6.64Problems have arisen in relationship property claims where both parties to the relationship are trustees of a family trust, but only one party has the power to remove and appoint trustees under the trust deed.174  The party with the power of appointment and removal is able to remove the other party as a trustee and acquire the full management of the trust. This would be an example of the wrongful exercise of the power, but it is unclear how much the courts are able to intervene, as duties on the person with the power of appointment and removal will depend on the wording of the trust deed.

6.65There is also a lack of clarity as to whether persons exercising a statutory power to remove and appoint trustees are subject to any fiduciary duties. This is relevant to questions of liability. It is not clear for example whether a personal representative of a deceased trustee will be liable for appointing an unsuitable replacement.

Options for reform

6.66The options considered were:

(a)imposing a specific set of duties, such as the duty of impartiality between the beneficiaries, a duty to adhere to the terms of the trust, and a duty not to profit from the office;
(b)imposing a general duty of good faith; or
(c)leaving any duties to be imposed to the trust deed.

Discussion

6.67Submitters supported clarifying in legislation that the court has a supervisory jurisdiction over those with the power to appoint and remove trustees. They expressed support for enabling the court to remove and replace an appointer. Taylor Grant Tesiram suggested that the power to appoint and remove trustees should be removed automatically from a trustee who holds that power if the trustee is removed by the court on grounds of misconduct.

6.68We consider that the best option would be to impose a general duty of good faith on those exercising the power to remove and appoint trustees, whether under statute or under the trust deed. We favour this option because it is flexible enough to address the broad range of circumstances that may arise, and does not impose onerous duties on personal representatives exercising the power of appointment and removal.

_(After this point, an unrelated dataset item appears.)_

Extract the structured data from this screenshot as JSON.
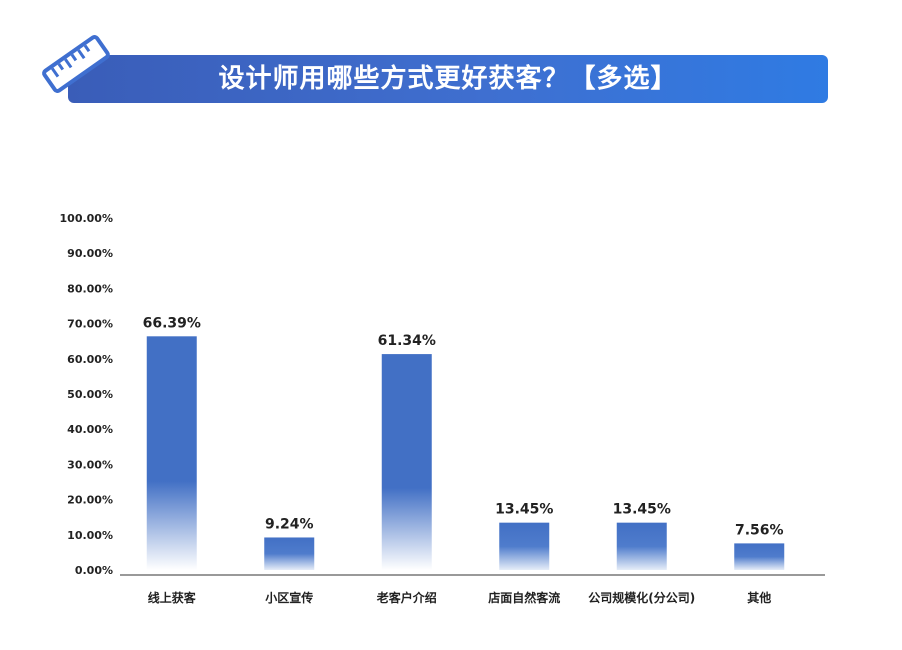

6.69This approach is based on the principle that persons with a role of authority and power within a trust structure should be subject to duties to the trust. If there are no duties imposed on the person with the power to appoint and remove a trustee and the court has no power to remove such a person, then there is no check on the exercise of this power. This could lead to abuses of power or improper administration of the trust.175

6.70We considered whether further specific duties should be imposed. In our view this is not necessary. The power to appoint and remove trustees depends on the exercise of discretion. If the discretion is exercised in good faith, there is no need for a higher standard. This approach does not preclude further duties being imposed through the trust deed.

172Carmine v Ritchie [2012] NZHC 1514 at [66]; David Hayton, Paul Mathews and Charles Mitchell (eds) Underhill and Hayton: Law Relating to Trusts and Trustees (17th ed, LexisNexis Butterworths, Bath, 2006) at [73.11].
173Andrew S Butler “Trustees and Beneficiaries” in Butler (ed) Equity and Trusts, above n 170, at 112−113.
174These issues were the background to the case of Kilkelly v Arthur Watson Savage Legal HC Invercargill CIV-2006-425-148, 23 July 2007.
175See for example Re The CP Clifton Children's Trust HC Auckland CIV-2004-404-4185, 5 November 2004, in which the general power to alter the trust deed was used to address these issues.